Monday, January 21, 2013
2013 promises to be another big year for cases involving challenges to charitable deductions claimed with regard to conservation easement donations. In the first of the year, Pesky v. United States, 2013 WL 97752 (D. Idaho, Jan. 7, 2013), the United States District Court for the District of Idaho held that the United States adequately pled a counterclaim for a civil fraud penalty under Internal Revenue Code § 6663 based on the Peskys’ allegedly fraudulently claimed charitable deduction for the conveyance of a conservation easement. The court did not determine that the Peskys were liable for the fraud penalty; it decided only that the case can proceed on the merits.
The U.S. alleges that Mr. Pesky, through his attorney, negotiated and eventually engaged in a quid pro quo transaction with The Nature Conservancy (TNC) whereby TNC gave the Peskys (i) an option to buy property located in Ketchum, Idaho (the Ketchum Property) and (ii) a perfected access easement for a driveway over the adjacent Hemingway Property (which was owned by TNC), in exchange for the Peskys giving to TNC (i) $400,000 and (ii) a conservation easement limiting development of the Ketchum Property.
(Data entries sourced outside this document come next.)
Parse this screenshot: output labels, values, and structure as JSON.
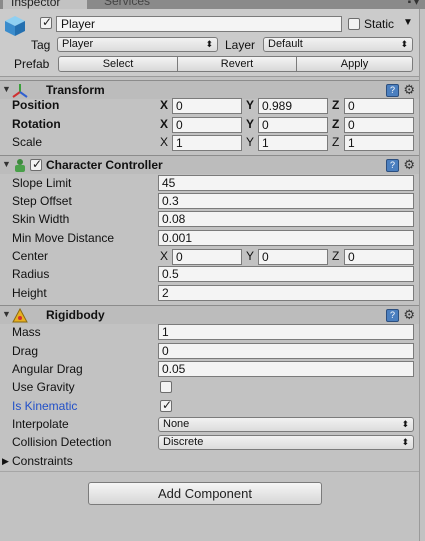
{
  "tabs": {
    "inspector": "Inspector",
    "services": "Services"
  },
  "header": {
    "object_name": "Player",
    "static_label": "Static",
    "tag_label": "Tag",
    "tag_value": "Player",
    "layer_label": "Layer",
    "layer_value": "Default",
    "prefab_label": "Prefab",
    "select": "Select",
    "revert": "Revert",
    "apply": "Apply"
  },
  "transform": {
    "title": "Transform",
    "position": {
      "label": "Position",
      "x": "0",
      "y": "0.989",
      "z": "0"
    },
    "rotation": {
      "label": "Rotation",
      "x": "0",
      "y": "0",
      "z": "0"
    },
    "scale": {
      "label": "Scale",
      "x": "1",
      "y": "1",
      "z": "1"
    }
  },
  "character_controller": {
    "title": "Character Controller",
    "slope_limit": {
      "label": "Slope Limit",
      "value": "45"
    },
    "step_offset": {
      "label": "Step Offset",
      "value": "0.3"
    },
    "skin_width": {
      "label": "Skin Width",
      "value": "0.08"
    },
    "min_move": {
      "label": "Min Move Distance",
      "value": "0.001"
    },
    "center": {
      "label": "Center",
      "x": "0",
      "y": "0",
      "z": "0"
    },
    "radius": {
      "label": "Radius",
      "value": "0.5"
    },
    "height": {
      "label": "Height",
      "value": "2"
    }
  },
  "rigidbody": {
    "title": "Rigidbody",
    "mass": {
      "label": "Mass",
      "value": "1"
    },
    "drag": {
      "label": "Drag",
      "value": "0"
    },
    "angular_drag": {
      "label": "Angular Drag",
      "value": "0.05"
    },
    "use_gravity": {
      "label": "Use Gravity",
      "checked": false
    },
    "is_kinematic": {
      "label": "Is Kinematic",
      "checked": true
    },
    "interpolate": {
      "label": "Interpolate",
      "value": "None"
    },
    "collision": {
      "label": "Collision Detection",
      "value": "Discrete"
    },
    "constraints": {
      "label": "Constraints"
    }
  },
  "axes": {
    "x": "X",
    "y": "Y",
    "z": "Z"
  },
  "add_component": "Add Component",
  "colors": {
    "kinematic_label": "#2250c8",
    "help_icon": "#4b7fbf"
  }
}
The U.S. also alleges that Pesky attempted to structure the transaction to hide its quid pro quo nature so that he could claim a $ 3 million charitable deduction based on the value of the conservation easement. Pesky allegedly exercised his option to purchase the Ketchum Property for $1.6 million and then eventually donated the conservation easement and sold the property (after the driveway easement was perfected) for around $7 million.
In an earlier case, United States v. Richey, 632 F.3d 559 (9th Cir. 2011), the Ninth Circuit overturned the district court's holding that the work file of Mark Richey, the appraiser of the conservation easement at issue in Pesky, was protected by the attorney-client privilege and by the work-product doctrine. The court remanded the case back to the district court for an in camera examination of the materials summoned by the IRS to determine which documents, if any, were protected from disclosure.